Search engines are used not only by people looking for information.
Bots sometimes turn to search engines too — to research keywords, gather data about specific page positions, or click as many times as possible on contextual ads or search results to outpace competitors.
Such bots use search engine resources and can also gather information about users that search engines use to build query suggestions and ranking algorithms.
Google long ago asked webmasters not to use automated programs that check positions or submit pages. “Such programs overload servers and violate search engine usage rules.”
Because of such situations, many search engines have developed methods to distinguish bot queries from human queries. As a search engine tracks queries, it collects a lot of user information. Beyond keywords, this information can include metadata — query time, IP address, search query chains, results pages.
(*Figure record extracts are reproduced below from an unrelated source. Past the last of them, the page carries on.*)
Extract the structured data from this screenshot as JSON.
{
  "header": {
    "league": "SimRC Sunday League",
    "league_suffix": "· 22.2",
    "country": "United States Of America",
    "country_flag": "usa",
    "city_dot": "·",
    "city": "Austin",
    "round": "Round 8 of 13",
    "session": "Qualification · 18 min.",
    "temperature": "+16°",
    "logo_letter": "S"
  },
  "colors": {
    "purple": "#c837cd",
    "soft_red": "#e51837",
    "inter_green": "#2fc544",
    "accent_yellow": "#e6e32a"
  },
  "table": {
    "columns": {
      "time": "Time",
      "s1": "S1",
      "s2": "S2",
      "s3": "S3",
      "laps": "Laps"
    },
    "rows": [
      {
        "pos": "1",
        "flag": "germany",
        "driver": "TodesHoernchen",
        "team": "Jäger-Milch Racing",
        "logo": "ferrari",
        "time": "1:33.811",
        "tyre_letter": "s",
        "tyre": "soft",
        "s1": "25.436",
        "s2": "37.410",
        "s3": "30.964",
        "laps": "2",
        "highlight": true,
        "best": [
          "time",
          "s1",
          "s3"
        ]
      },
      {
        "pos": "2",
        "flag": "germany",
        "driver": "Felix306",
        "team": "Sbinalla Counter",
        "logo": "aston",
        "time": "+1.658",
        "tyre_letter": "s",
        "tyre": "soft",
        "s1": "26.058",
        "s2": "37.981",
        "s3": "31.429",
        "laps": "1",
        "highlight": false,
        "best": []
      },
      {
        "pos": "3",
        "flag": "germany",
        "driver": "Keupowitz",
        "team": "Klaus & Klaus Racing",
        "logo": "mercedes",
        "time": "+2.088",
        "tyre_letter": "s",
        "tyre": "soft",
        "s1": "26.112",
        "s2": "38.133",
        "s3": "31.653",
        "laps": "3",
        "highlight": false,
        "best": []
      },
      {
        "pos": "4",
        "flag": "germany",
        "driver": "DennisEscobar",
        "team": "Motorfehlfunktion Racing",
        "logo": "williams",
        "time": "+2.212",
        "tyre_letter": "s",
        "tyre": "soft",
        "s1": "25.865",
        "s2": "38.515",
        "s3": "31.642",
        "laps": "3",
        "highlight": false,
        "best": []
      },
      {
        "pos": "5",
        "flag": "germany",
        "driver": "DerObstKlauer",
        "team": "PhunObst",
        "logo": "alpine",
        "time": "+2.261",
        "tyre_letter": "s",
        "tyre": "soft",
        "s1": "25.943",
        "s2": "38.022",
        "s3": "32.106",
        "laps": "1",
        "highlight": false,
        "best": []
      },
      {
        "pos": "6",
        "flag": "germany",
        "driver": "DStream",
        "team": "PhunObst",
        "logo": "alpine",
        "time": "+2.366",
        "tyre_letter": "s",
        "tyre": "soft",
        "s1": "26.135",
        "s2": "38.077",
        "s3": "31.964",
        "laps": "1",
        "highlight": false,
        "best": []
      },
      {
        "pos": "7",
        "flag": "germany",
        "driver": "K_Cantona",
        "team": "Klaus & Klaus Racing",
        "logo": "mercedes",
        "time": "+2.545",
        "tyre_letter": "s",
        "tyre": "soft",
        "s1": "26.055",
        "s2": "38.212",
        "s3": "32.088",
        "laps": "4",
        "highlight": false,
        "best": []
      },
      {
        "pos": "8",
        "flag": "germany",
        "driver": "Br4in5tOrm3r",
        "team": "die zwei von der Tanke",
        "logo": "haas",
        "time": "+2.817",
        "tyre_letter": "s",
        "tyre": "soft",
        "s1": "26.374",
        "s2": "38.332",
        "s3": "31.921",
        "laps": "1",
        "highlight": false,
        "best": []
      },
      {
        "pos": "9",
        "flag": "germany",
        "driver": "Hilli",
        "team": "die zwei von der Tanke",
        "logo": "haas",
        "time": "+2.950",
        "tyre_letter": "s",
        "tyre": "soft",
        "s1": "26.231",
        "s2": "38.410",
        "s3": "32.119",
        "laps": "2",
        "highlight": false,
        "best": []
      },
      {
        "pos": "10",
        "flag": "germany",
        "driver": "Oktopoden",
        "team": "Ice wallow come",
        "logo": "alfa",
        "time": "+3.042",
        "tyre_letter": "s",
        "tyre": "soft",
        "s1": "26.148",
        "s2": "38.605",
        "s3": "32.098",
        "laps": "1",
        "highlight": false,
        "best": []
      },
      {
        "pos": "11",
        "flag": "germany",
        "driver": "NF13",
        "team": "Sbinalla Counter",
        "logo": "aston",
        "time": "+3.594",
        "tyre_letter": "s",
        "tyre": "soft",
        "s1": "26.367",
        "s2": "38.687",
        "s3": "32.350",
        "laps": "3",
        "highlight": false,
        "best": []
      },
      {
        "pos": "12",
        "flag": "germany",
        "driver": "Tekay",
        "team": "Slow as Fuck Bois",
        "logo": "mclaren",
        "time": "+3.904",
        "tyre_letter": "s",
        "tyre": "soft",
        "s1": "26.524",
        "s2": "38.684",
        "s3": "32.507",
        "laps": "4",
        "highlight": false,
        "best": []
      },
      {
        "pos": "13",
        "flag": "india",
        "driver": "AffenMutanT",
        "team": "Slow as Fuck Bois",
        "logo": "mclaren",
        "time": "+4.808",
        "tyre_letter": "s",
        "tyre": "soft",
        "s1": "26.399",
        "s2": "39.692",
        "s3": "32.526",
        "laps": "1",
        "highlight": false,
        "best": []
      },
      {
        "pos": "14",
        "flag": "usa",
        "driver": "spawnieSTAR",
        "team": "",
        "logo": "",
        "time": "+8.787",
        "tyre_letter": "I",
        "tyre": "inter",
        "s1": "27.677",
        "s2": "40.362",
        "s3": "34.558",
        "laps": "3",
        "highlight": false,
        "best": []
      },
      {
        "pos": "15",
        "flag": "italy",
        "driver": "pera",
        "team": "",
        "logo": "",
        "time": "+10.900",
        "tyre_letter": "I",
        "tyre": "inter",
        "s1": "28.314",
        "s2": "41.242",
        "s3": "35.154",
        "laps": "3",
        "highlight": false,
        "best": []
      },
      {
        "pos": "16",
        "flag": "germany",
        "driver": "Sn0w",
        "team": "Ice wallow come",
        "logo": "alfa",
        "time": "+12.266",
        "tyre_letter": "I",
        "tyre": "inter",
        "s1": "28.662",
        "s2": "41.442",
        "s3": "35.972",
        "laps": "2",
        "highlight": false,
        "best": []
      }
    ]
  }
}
To determine whether a query belongs to a user or a bot, the search engine uses two factor groups: behavioural characteristics and physical query parameters.
One way to know who issued a query is to track some physical query characteristics. Physical parameters include query volume and location. Users can’t make a large number of queries in a short time, unlike bots. Also, one user can’t query from various locations on the planet simultaneously or at short intervals. So the search engine detects botnets or a person using an anonymous search tool but who hasn’t disabled cookies. Physical parameters can identify automated queries. However, some automated queries mimic normal user queries. To distinguish such automated queries, behavioural characteristics exist.
These include:
- CTR (clicks on search results are tracked);
- search order (bots sometimes search alphabetically);
- use of spam words, queries to adult topics;
- many words in a query, especially across several consecutive queries;
- query periodicity;
- use of query operators (bots often use operators);
- category limitedness (a bot’s whole query chain belongs to one or a few narrow categories).
When a query series seems suspicious, the search engine asks the user to answer a question or solve a CAPTCHA.